Developing GIS-based eastern equine encephalitis vector-host models in Tuskegee, Alabama
-
* Corresponding author: Benjamin G Jacob bjacob@uab.edu
1 School of Medicine, Department of Infectious Diseases, University of Alabama at Birmingham, 845 19th Street South, Birmingham Alabama, USA, 35294
2 Department of Entomology and Plant Pathology, Auburn University, 301 Funchess Hall, Auburn, Alabama, USA 36849
3 NASA -NSSTC, Global Hydrology and Climate Center, 320 Sparkman Drive, Huntsville, Alabama, USA 35805
4 Department of Anthropology, University of Alabama at Birmingham, 1401 University BLVD, Heritage Hall Room 360, Birmingham, Alabama, USA
5 Department of Biological Sciences, Auburn University, Room 101, Rouse Life Science Building, Auburn, Alabama USA, 36849
6 Department of Entomology and Plant Pathology, Auburn University, 301 Funchess Hall, Auburn, Alabama, USA 36849
7 Global Infectious Disease Research Program, Department of Public Health, College of Public Health, University of South Florida, 3720 Spectrum Blvd, Suite 304, Tampa, Florida, USA 33612
International Journal of Health Geographics 2010, 9:12 doi:10.1186/1476-072X-9-12
Published: 24 February 2010Abstract
Background
A site near Tuskegee, Alabama was examined for vector-host activities of eastern equine encephalomyelitis virus (EEEV).

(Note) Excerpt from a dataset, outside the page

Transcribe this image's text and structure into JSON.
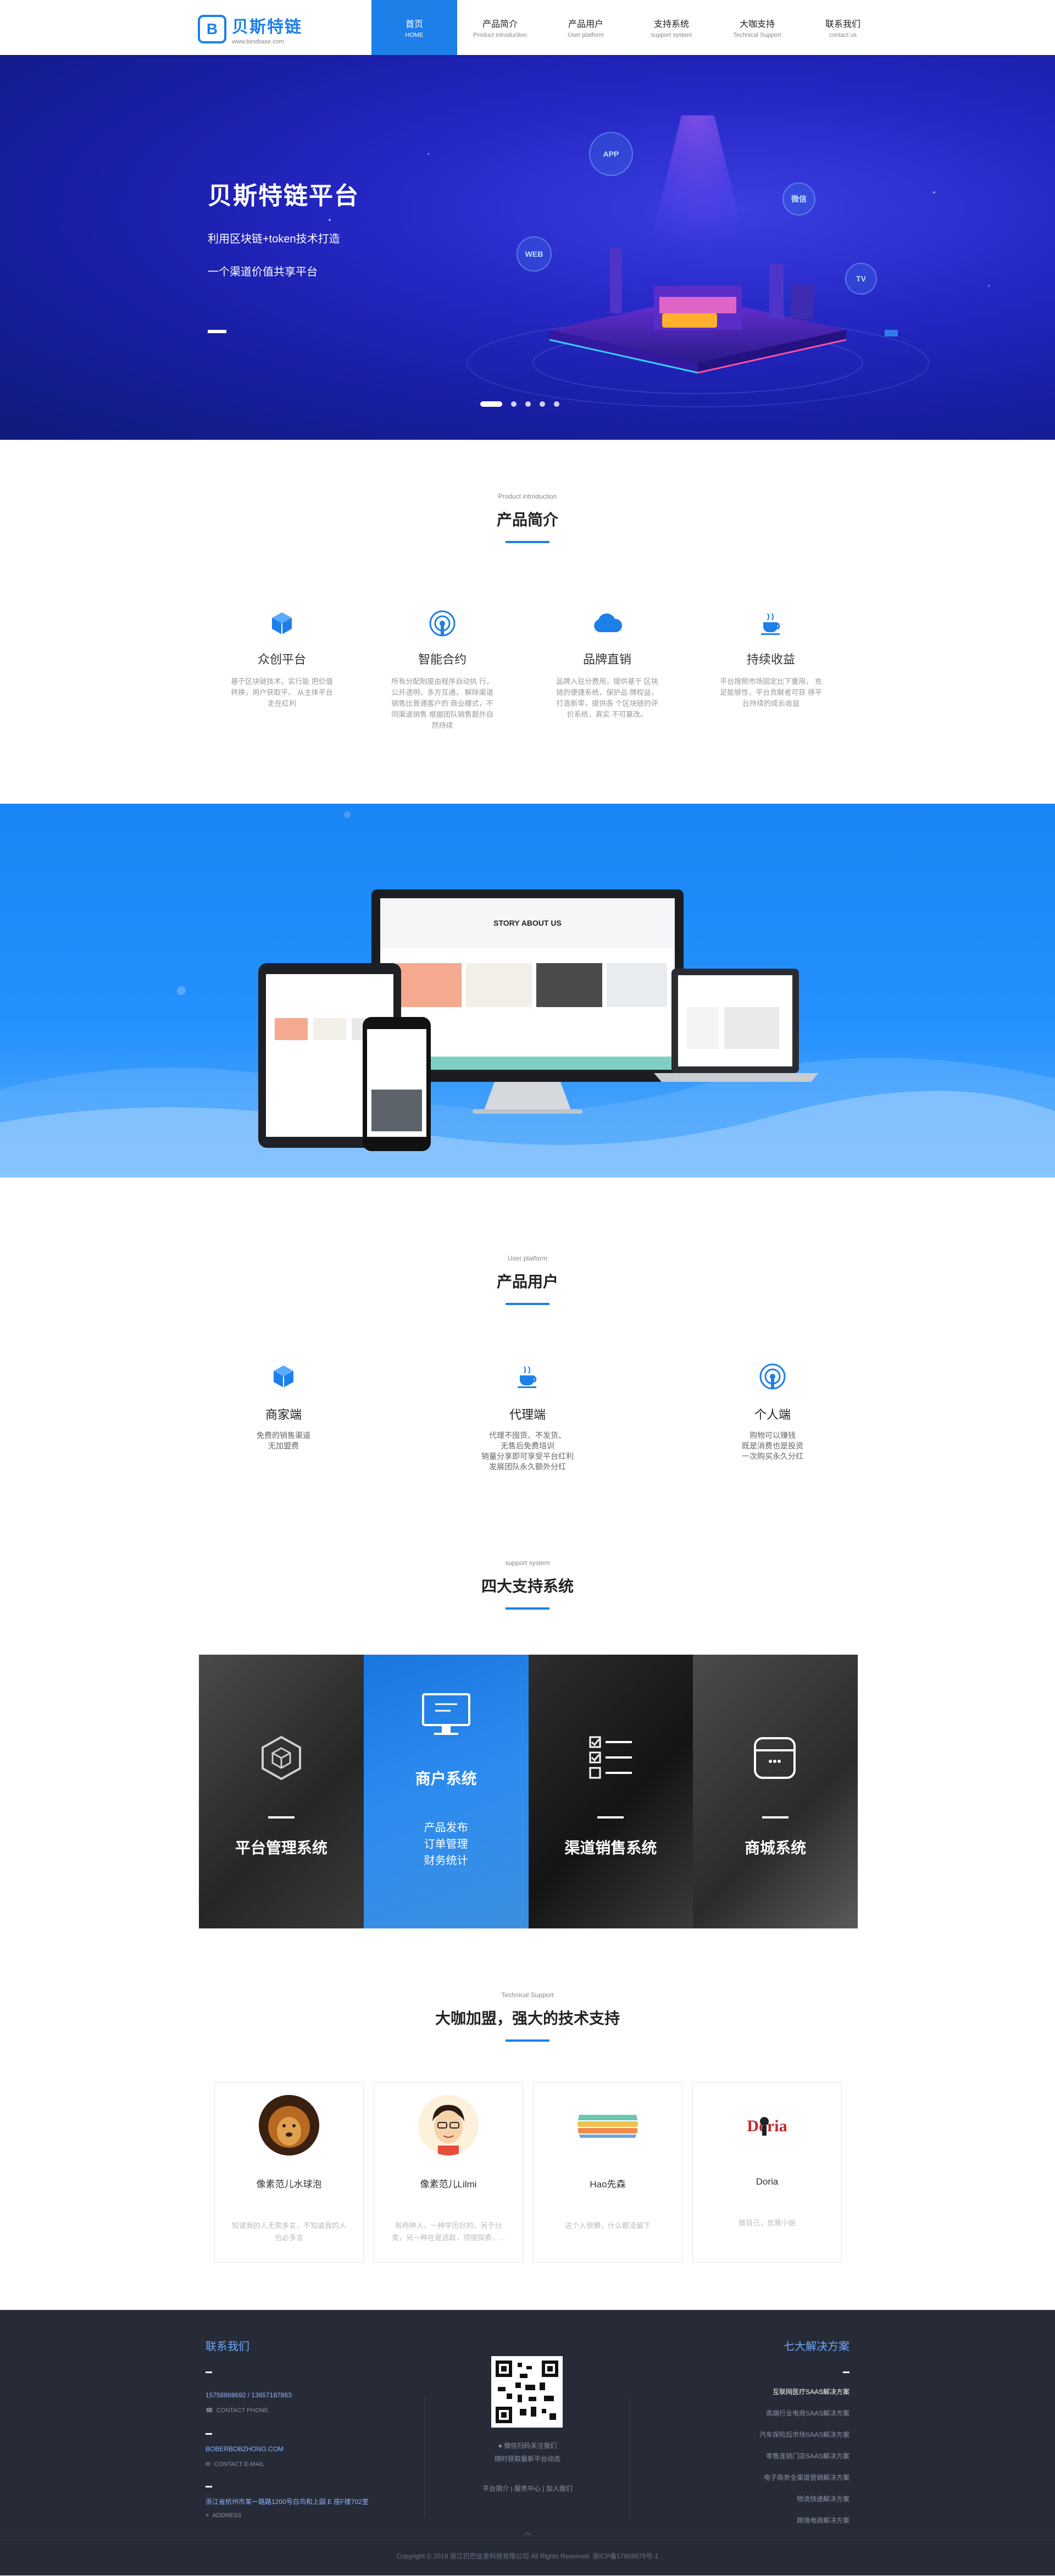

Land cover maps of the study site were created in ArcInfo 9.2® from QuickBird data encompassing visible and near-infrared (NIR) band information (0.45 to 0.72 μm) acquired July 15, 2008. Georeferenced mosquito and bird sampling sites, and their associated land cover attributes from the study site, were overlaid onto the satellite data. SAS 9.1.4® was used to explore univariate statistics and to generate regression models using the field and remote-sampled mosquito and bird data. Regression models indicated that Culex erracticus and Northern Cardinals were the most abundant mosquito and bird species, respectively. Spatial linear prediction models were then generated in Geostatistical Analyst Extension of ArcGIS 9.2®. Additionally, a model of the study site was generated, based on a Digital Elevation Model (DEM), using ArcScene extension of ArcGIS 9.2®.
Results
For total mosquito count data, a first-order trend ordinary kriging process was fitted to the semivariogram at a partial sill of 5.041 km, nugget of 6.325 km, lag size of 7.076 km, and range of 31.43 km, using 12 lags. For total adult Cx. erracticus count, a first-order trend ordinary kriging process was fitted to the semivariogram at a partial sill of 5.764 km, nugget of 6.114 km, lag size of 7.472 km, and range of 32.62 km, using 12 lags. For the total bird count data, a first-order trend ordinary kriging process was fitted to the semivariogram at a partial sill of 4.998 km, nugget of 5.413 km, lag size of 7.549 km and range of 35.27 km, using 12 lags. For the Northern Cardinal count data, a first-order trend ordinary kriging process was fitted to the semivariogram at a partial sill of 6.387 km, nugget of 5.935 km, lag size of 8.549 km and a range of 41.38 km, using 12 lags. Results of the DEM analyses indicated a statistically significant inverse linear relationship between total sampled mosquito data and elevation (R2 = -.4262; p < .0001), with a standard deviation (SD) of 10.46, and total sampled bird data and elevation (R2 = -.5111; p < .0001), with a SD of 22.97. DEM statistics also indicated a significant inverse linear relationship between total sampled Cx. erracticus data and elevation (R2 = -.4711; p < .0001), with a SD of 11.16, and the total sampled Northern Cardinal data and elevation (R2 = -.5831; p < .0001), SD of 11.42.
Conclusion
These data demonstrate that GIS/remote sensing models and spatial statistics can capture space-varying functional relationships between field-sampled mosquito and bird parameters for determining risk for EEEV transmission.